Solution: Data Source Selector with Progressive Filtering
Since you can’t use certain datasets, panels (aggregation methods), etc. with each other, I made a progressively filtering series of choices/steps that guide advanced users toward slicing up their data how they want to. This kept them from having blank screens, or nonsensical data. I also created presets that picked these choices for them, which is used more by less-advanced users.
Solution: Save & Reactivate Presets
Once advanced users have made their data selections in each category, they can reactivate this selection by saving it as a preset.
Solution: Walkthrough Video
We built in a guide video that walks them through how the data selection process works, and how they can reactivate presets. This was later augmented with a Pendo walkthrough.


Step 4: Usability Testing & Benchmarking

My TPM and I showed the Figma Prototype to internal and external users to observe;

  • how users interacted with the interface
  • what questions they asked
  • what they were confused about, using contextual inquiry
  • where they looked and clicked the most, using heat-mapping and eye tracking

After making small tweaks to design and functionality, it was time to get this into development with Engineering.

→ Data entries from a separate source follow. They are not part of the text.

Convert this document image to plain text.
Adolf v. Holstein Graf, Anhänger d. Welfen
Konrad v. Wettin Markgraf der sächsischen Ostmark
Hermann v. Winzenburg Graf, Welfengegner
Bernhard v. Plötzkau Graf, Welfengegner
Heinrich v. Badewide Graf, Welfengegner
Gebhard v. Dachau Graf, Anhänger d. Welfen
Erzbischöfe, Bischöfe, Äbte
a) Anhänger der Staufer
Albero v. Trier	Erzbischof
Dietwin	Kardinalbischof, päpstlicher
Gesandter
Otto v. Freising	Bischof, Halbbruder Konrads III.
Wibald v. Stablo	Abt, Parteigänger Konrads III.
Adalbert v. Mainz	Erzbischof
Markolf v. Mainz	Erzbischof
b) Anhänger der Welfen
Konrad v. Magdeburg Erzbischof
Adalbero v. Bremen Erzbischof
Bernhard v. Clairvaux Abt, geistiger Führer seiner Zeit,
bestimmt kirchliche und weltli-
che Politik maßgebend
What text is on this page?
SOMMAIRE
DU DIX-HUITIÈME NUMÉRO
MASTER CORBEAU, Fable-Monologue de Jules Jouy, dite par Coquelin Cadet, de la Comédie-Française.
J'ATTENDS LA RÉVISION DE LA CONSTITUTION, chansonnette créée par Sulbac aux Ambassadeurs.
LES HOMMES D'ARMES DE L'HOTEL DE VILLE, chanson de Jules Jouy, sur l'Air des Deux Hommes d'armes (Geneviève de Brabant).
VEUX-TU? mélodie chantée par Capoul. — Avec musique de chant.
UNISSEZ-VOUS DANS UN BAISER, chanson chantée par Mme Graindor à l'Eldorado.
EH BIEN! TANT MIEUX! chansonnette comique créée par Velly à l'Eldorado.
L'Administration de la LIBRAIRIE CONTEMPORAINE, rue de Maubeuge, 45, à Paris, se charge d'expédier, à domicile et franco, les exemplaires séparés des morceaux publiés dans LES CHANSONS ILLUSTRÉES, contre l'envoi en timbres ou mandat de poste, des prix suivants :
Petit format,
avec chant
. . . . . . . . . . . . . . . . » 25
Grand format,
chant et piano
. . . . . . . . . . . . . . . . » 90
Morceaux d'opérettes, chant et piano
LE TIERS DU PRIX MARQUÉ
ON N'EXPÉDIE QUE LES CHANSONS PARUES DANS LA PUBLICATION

Step 5: Implementation & Tweaks

Since I have engineering experience, writing notes that engineers can understand was easy. The handoff was as smooth as ever, but that doesn't mean that I had considered all of the edge-cases.

Luckily, I got to work with some talented and thoughtful Engineers, who communicated limitations and issues that lead to adjustments in design.

Since I know the lingo and how they think, coming to solutions together was a breeze.


Sales are up 160% despite the product only being half-built. We expect a banner year by the time every feature is fully implemented.